Massachusetts General Hospital (MGH) Department of Psychiatry, Boston, MA, USA.
Harvard Medical School, Boston, MA, USA.
Neuropsychopharmacology. 2024 Aug;49(9):1481-1490. doi: 10.1038/s41386-024-01876-5. Epub 2024 May 7.
Neural states of impairment from intoxicating substances, including cannabis, are poorly understood. Cannabinoid 1 receptors, the main target of Δ9-tetrahydrocannabinol (THC), the primary intoxicating cannabinoid in cannabis, are densely localized within prefrontal cortex; therefore, prefrontal brain regions are key locations to examine brain changes that characterize acute intoxication. We conducted a double-blind, randomized, cross-over study in adults, aged 18-55 years, who use cannabis regularly, to determine the effects of acute intoxication on prefrontal cortex resting-state measures, assessed with portable functional near-infrared spectroscopy. Participants received oral THC (10-80 mg, individually dosed to overcome tolerance and achieve acute intoxication) and identical placebo, randomized for order; 185 adults were randomized and 128 completed both study days and had usable data. THC was associated with expected increases in subjective intoxication ratings (ES = 35.30, p < 0.001) and heart rate (ES = 11.15, p = 0.001). THC was associated with decreased correlations and anticorrelations in static resting-state functional connectivity within the prefrontal cortex relative to placebo, with weakest correlations and anticorrelations among those who reported greater severity of intoxication (RSFC between medial PFC-ventromedial PFC and DEQ scores, r = 0.32, p < 0.001; RSFC between bilateral mPFC and DEQ scores, r = -0.28, p = 0.001). Relative to placebo, THC was associated with increased variability (or reduced stability) in dynamic resting-state functional connectivity of the prefrontal cortex at p = 0.001, consistent across a range of window sizes. Finally, using frequency power spectrum analyses, we observed that relative to placebo, THC was associated with widespread reduced spectral power within the prefrontal cortex across the 0.073-0.1 Hz frequency range at p < 0.039. These neural features suggest a disruptive influence of THC on the neural dynamics of the prefrontal cortex and may underlie cognitive impairing effects of THC that are detectable with portable imaging. This study is registered in Clinicaltrials.gov (NCT03655717).

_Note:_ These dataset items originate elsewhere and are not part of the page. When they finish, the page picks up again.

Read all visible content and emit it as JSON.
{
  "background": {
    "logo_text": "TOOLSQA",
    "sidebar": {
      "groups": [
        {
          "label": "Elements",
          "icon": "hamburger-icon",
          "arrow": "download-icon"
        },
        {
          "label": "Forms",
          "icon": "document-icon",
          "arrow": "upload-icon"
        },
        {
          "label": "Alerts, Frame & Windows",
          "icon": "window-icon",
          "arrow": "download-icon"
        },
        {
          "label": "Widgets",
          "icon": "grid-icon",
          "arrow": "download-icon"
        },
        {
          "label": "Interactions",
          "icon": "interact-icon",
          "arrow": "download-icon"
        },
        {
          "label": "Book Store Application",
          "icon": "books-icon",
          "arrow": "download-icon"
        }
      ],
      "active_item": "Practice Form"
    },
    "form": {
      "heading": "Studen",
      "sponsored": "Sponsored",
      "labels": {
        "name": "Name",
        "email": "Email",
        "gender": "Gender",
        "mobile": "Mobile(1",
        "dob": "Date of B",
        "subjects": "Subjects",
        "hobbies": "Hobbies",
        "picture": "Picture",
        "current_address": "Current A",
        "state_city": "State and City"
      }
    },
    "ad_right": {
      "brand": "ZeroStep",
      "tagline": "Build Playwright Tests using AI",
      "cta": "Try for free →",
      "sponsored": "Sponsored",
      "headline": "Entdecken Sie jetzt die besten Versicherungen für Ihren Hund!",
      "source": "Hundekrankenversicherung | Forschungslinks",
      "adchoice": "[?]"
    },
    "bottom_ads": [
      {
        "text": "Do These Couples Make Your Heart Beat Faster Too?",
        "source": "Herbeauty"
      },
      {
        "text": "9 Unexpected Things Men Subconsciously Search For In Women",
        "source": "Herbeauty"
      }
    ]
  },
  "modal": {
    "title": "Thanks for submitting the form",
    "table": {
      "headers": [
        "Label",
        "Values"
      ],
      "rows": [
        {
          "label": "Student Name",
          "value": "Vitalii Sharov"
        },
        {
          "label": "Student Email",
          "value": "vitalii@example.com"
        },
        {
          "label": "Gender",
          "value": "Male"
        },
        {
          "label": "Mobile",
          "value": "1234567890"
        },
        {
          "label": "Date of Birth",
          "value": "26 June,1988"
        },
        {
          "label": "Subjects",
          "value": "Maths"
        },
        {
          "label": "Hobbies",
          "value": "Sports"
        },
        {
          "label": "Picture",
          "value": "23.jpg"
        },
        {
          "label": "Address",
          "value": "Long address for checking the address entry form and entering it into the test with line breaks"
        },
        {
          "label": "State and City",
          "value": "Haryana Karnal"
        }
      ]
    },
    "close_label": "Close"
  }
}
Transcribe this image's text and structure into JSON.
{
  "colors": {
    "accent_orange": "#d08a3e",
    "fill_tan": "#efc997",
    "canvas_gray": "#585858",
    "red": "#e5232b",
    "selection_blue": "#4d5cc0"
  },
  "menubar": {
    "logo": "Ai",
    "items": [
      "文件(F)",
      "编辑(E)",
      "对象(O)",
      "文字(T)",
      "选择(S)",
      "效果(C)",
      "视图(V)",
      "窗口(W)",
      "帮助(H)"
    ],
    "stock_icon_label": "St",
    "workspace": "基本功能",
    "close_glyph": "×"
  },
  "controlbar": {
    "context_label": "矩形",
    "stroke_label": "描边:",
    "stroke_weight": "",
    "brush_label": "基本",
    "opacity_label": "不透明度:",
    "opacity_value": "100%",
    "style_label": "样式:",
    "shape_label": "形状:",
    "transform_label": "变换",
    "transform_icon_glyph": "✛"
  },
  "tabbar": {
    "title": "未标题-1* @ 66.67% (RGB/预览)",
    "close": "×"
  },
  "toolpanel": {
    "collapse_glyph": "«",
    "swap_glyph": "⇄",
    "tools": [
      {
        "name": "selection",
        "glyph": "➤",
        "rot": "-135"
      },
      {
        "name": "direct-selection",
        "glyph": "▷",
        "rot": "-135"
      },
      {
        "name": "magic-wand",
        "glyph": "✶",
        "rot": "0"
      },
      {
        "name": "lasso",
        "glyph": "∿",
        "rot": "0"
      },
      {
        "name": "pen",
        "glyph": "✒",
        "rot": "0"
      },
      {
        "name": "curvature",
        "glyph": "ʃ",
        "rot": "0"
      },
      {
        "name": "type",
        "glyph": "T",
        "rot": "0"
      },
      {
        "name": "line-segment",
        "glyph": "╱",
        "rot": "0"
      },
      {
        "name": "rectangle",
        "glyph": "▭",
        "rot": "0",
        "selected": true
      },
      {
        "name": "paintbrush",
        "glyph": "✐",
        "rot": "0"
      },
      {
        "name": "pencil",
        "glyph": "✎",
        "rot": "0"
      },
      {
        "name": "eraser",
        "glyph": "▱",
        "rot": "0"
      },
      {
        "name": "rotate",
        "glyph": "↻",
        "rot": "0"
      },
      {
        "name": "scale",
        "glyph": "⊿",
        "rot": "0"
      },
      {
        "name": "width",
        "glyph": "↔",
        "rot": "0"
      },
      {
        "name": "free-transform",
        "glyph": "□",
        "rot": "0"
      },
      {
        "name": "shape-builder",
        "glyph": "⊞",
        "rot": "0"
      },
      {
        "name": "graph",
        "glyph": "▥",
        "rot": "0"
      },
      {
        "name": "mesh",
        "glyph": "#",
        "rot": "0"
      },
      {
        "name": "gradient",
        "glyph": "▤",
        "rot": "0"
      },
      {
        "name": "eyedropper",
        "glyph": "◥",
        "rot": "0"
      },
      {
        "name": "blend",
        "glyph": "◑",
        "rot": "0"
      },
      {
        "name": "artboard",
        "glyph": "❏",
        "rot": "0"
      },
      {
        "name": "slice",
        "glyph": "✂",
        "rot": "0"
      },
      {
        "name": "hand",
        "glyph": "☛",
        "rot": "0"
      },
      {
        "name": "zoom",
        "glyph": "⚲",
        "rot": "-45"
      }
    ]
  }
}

神经状态受损的物质,包括大麻,理解很差。大麻素 1 受体,主要目标的 Δ9-四氢大麻酚 (四氢大麻酚),主要的大麻素在大麻中的致醉,密集位于前额皮质; 因此,前额叶脑区是检查急性中毒特征的脑变化的关键部位。我们进行了一项双盲、随机、交叉研究,纳入年龄在 18-55 岁之间的经常使用大麻的成年人,以确定急性中毒对前额叶皮层静息状态测量的影响,使用便携式近红外光谱进行评估。参与者接受口服四氢大麻酚 (10-80mg,个体化剂量以克服耐受性并达到急性中毒) 和相同的安慰剂,随机顺序; 185 名成年人被随机分配,128 名成年人完成了两天的研究并获得了可用数据。四氢大麻酚与预期的主观中毒评分增加有关 (ES=35.30,p<0.001) 和心率 (ES=11.15,p=0.001)。与安慰剂相比,四氢大麻酚与前额叶皮层内静息状态功能连接的相关性和反相关性降低,与报告中毒程度较高者相关性和反相关性最弱 (内侧前额叶皮层-腹内侧前额叶皮层和 DEQ 评分之间的 RSFC,r=0.32,p<0.001; 双侧 mPFC 和 DEQ 评分之间的 RSFC,r=-0.28,p=0.001)。与安慰剂相比,THC 与前额叶皮层静息状态功能连接的变异性 (或稳定性降低) 增加有关,在 p=0.001 时具有一致性,跨越一系列窗口大小。最后,使用频率功率谱分析,我们观察到与安慰剂相比,THC 与前额叶皮层广泛的频谱功率降低有关,在 0.073-0.1Hz 频率范围内,p<0.039。这些神经特征表明四氢大麻酚对前额叶皮层神经动力学的破坏影响,并且可能是可检测到的便携式成像中四氢大麻酚认知损害作用的基础。这项研究在 Clinicaltrials.gov 注册 (NCT03655717)。